Она отодвигается, и я переступаю порог. В маленькой передней вешаю пальто и иду вслед за старухой в комнату. Она обставлена куда лучше той, в которой я был утром. Здесь разместился полированный новый гарнитур, венгерский, наверное, или румынский, на полках длинного серванта, за стеклом, стоят хрустальные вазы, красивый чайный сервиз, еще какая-то посуда. На круглом столе с пестрой салфеткой посередине стоит еще одна ваза, низкая и широкая. К столу аккуратно придвинуты тяжелые, гнутые стулья, у стены огромный диван. Под потолком, над столом, висит большая чешская хрустальная люстра. Да, полный достаток в этом доме, словно и не сидит вот уже в третий раз в тюрьме глава семьи, бандит и убийца... Ну да что уж там. Зато, наверное, жена труженица.

- Ну, говори, - все так же враждебно обращается ко мне старуха, прямо садясь на край дивана, словно аршин проглотив, и не думая предложить сесть мне.

И я говорю, первое, что приходит в этот момент в голову:

- Колька опять сидит.
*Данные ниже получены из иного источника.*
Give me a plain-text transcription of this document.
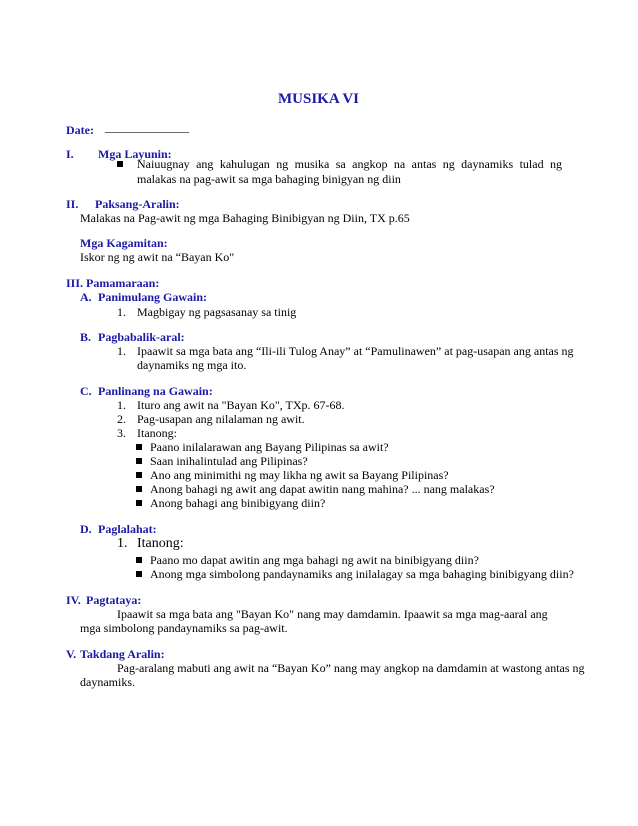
MUSIKA VI
Date: ______________
I. Mga Layunin:
Naiuugnay ang kahulugan ng musika sa angkop na antas ng daynamiks tulad ng
malakas na pag-awit sa mga bahaging binigyan ng diin
II. Paksang-Aralin:
Malakas na Pag-awit ng mga Bahaging Binibigyan ng Diin, TX p.65
Mga Kagamitan:
Iskor ng ng awit na “Bayan Ko"
III. Pamamaraan:
A. Panimulang Gawain:
1. Magbigay ng pagsasanay sa tinig
B. Pagbabalik-aral:
1. Ipaawit sa mga bata ang “Ili-ili Tulog Anay” at “Pamulinawen” at pag-usapan ang antas ng
daynamiks ng mga ito.
C. Panlinang na Gawain:
1. Ituro ang awit na "Bayan Ko", TXp. 67-68.
2. Pag-usapan ang nilalaman ng awit.
3. Itanong:
Paano inilalarawan ang Bayang Pilipinas sa awit?
Saan inihalintulad ang Pilipinas?
Ano ang minimithi ng may likha ng awit sa Bayang Pilipinas?
Anong bahagi ng awit ang dapat awitin nang mahina? ... nang malakas?
Anong bahagi ang binibigyang diin?
D. Paglalahat:
1. Itanong:
Paano mo dapat awitin ang mga bahagi ng awit na binibigyang diin?
Anong mga simbolong pandaynamiks ang inilalagay sa mga bahaging binibigyang diin?
IV. Pagtataya:
Ipaawit sa mga bata ang "Bayan Ko" nang may damdamin. Ipaawit sa mga mag-aaral ang
mga simbolong pandaynamiks sa pag-awit.
V. Takdang Aralin:
Pag-aralang mabuti ang awit na “Bayan Ko” nang may angkop na damdamin at wastong antas ng
daynamiks.
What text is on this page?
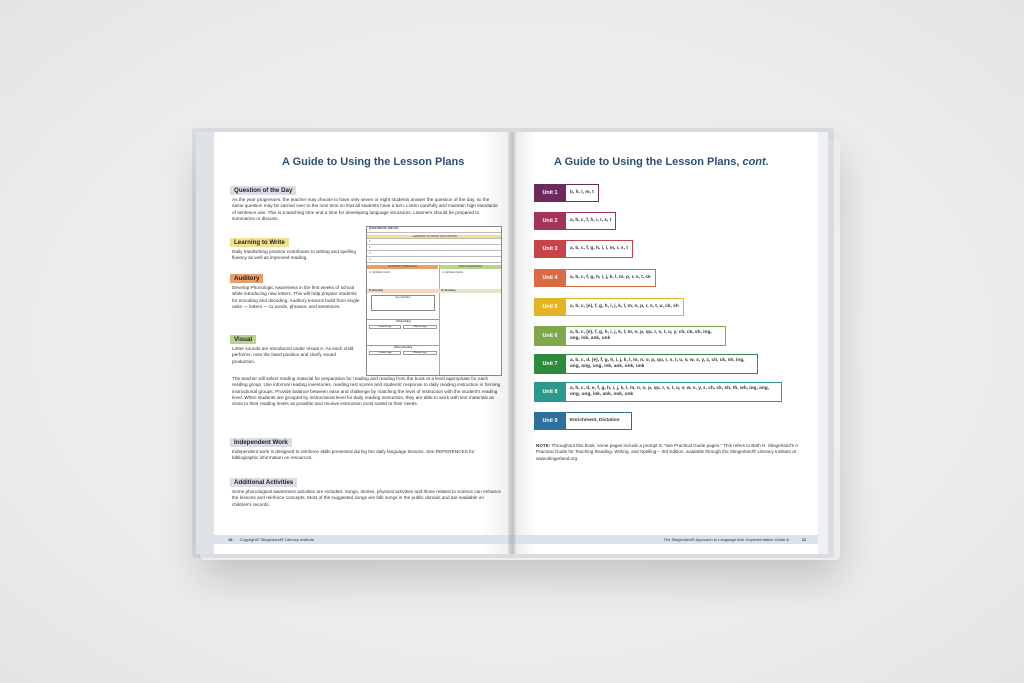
A Guide to Using the Lesson Plans
Question of the Day
As the year progresses, the teacher may choose to have only seven or eight students answer the question of the day, so the same question may be carried over to the next time so that all students have a turn. Listen carefully and maintain high standards of sentence use. This is a teaching time and a time for developing language structures. Listeners should be prepared to summarize or discuss.
Learning to Write
Daily handwriting practice contributes to writing and spelling fluency as well as improved reading.
Auditory
Develop Phonologic Awareness in the first weeks of school while introducing new letters. This will help prepare students for encoding and decoding. Auditory lessons build from single units — letters — to words, phrases, and sentences.
Visual
Letter sounds are introduced under Visual A. As each child performs, note the hand position and clarify sound production.
The teacher will select reading material for preparation for reading and reading from the book at a level appropriate for each reading group. Use informal reading inventories, reading test scores and students' response to daily reading instruction in forming instructional groups. Provide balance between ease and challenge by matching the level of instruction with the student's reading level. When students are grouped by instructional level for daily reading instruction, they are able to work with text materials as close to their reading levels as possible and receive instruction most suited to their needs.
Independent Work
Independent work is designed to reinforce skills presented during the daily language lessons. See REFERENCES for bibliographic information on resources.
Additional Activities
Some phonological awareness activities are included. Songs, stories, physical activities and those related to science can enhance the lessons and reinforce concepts. Most of the suggested songs are folk songs in the public domain and are available on children's records.
QUESTION OF THE DAY
LEARNING TO WRITE OR AUDITORY
1
2
3
4
AUDITORY APPROACH	VISUAL APPROACH
A. Alphabet Cards	A. Alphabet Cards
B. Encoding	B. Decoding
Generalization
Unit Encoding
Printed Copy	Without Copy
Written Encoding
Printed Copy	Without Copy
18 Copyright© Slingerland® Literacy Institute
A Guide to Using the Lesson Plans, cont.
Unit 1	b, h, i, m, t
Unit 2	a, b, c, f, h, i, r, s, t
Unit 3	a, b, c, f, g, h, i, l, m, r, s, t
Unit 4	a, b, c, f, g, h, i, j, k, l, m, p, r, s, t, ck
Unit 5	a, b, c, (e), f, g, h, i, j, k, l, m, n, p, r, s, t, u, ck, sh
Unit 6
a, b, c, (e), f, g, h, i, j, k, l, m, n, p, qu, r, s, t, u, y, ch, ck, sh, ing, ang, ink, ank, unk
Unit 7
a, b, c, d, (e), f, g, h, i, j, k, l, m, n, o, p, qu, r, s, t, u, v, w, x, y, z, ch, ck, sh, ing, ang, ong, ung, ink, ank, onk, unk
Unit 8
a, b, c, d, e, f, g, h, i, j, k, l, m, n, o, p, qu, r, s, t, u, v, w, x, y, z, ch, ck, sh, th, wh, ing, ang, ong, ung, ink, ank, onk, unk
Unit 9	Enrichment, Dictation
NOTE: Throughout this book, some pages include a prompt to "see Practical Guide pages." This refers to Beth H. Slingerland's A Practical Guide for Teaching Reading, Writing, and Spelling – 3rd Edition, available through the Slingerland® Literacy Institute at www.slingerland.org.
The Slingerland® Approach to Language Arts: Implementation Guide A	11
Ему бы передачу послать.

- Бог поможет...

- Ну нет, - неожиданно для самого себя запальчиво возражаю я. - Надо помочь. Не вы, так... пусть Ермаков помогает.

- А он-то с какой стороны? - как будто удивляется старуха.

- А с той. Он, если по совести говорить, и вам помочь должен.

- По совести-то - не говори. Нет ее ни у кого, нет и отродясь не было. Беречься людей надо, а не помощи ждать. У каждого на заднем уме чего-то растет. Завсегда чегой-то за спиной прячет, чегой-то через тебя или кого другого хочет себе достигнуть. Слава богу, навидалась.

- Вот вы и Кольку научили так к людям относиться.

- А чего же не научить, коли верно?

- Вот преступник и вышел, грабитель, чуть не убийца.

На старуху мои слова не производят никакого впечатления.

- Э, полно, - равнодушно машет она рукой. - Этому что учи, что не учи. Это само образуется, изнутри.

- А люди кругом уже ничего сделать, по-вашему, не могут? Конечно, с матери да отца начинать бы надо, да поздно уже.

- Ладно, ладно. Это ты все про себя оставь. Чего пришел-то?

Прямо неприступная какая-то старуха, бесчувственная.

- Как все-таки Колька-то у вас свихнулся, не расскажете?

- Кто его знает. Я воровать не учила.

- А кто же учил? Друзья-приятели, что ли?

- Ну! Кому же еще и учить?

- Кто же они такие будут?

- Ты у него у самого спроси, у Кольки. Я-то почем знаю?

- Эх, Ольга Петровна, - вздыхаю я. - Неужто вы добра своему Кольке не хотите? Неужели и словечка за него не замолвите?

- Ты лучше у него спроси, кому он-то добра хочет? Мать уже наполовину в могилу свел, жену старухой сделал, дочка, как травинка, растет без отца. Так пусть хоть подохнет, не сын он мне. Из сердца я его давно вырвала. И все. И не береди. Ничего больше не знаю.

Она поджимает тонкие, сухие губы и отворачивается.

- И Гвимара Ивановича не знаете?

- Не знаю.

- И Льва Игнатьевича?

- И его тоже. Пусть они все вместе с ним подохнут. Понял? Все они такие.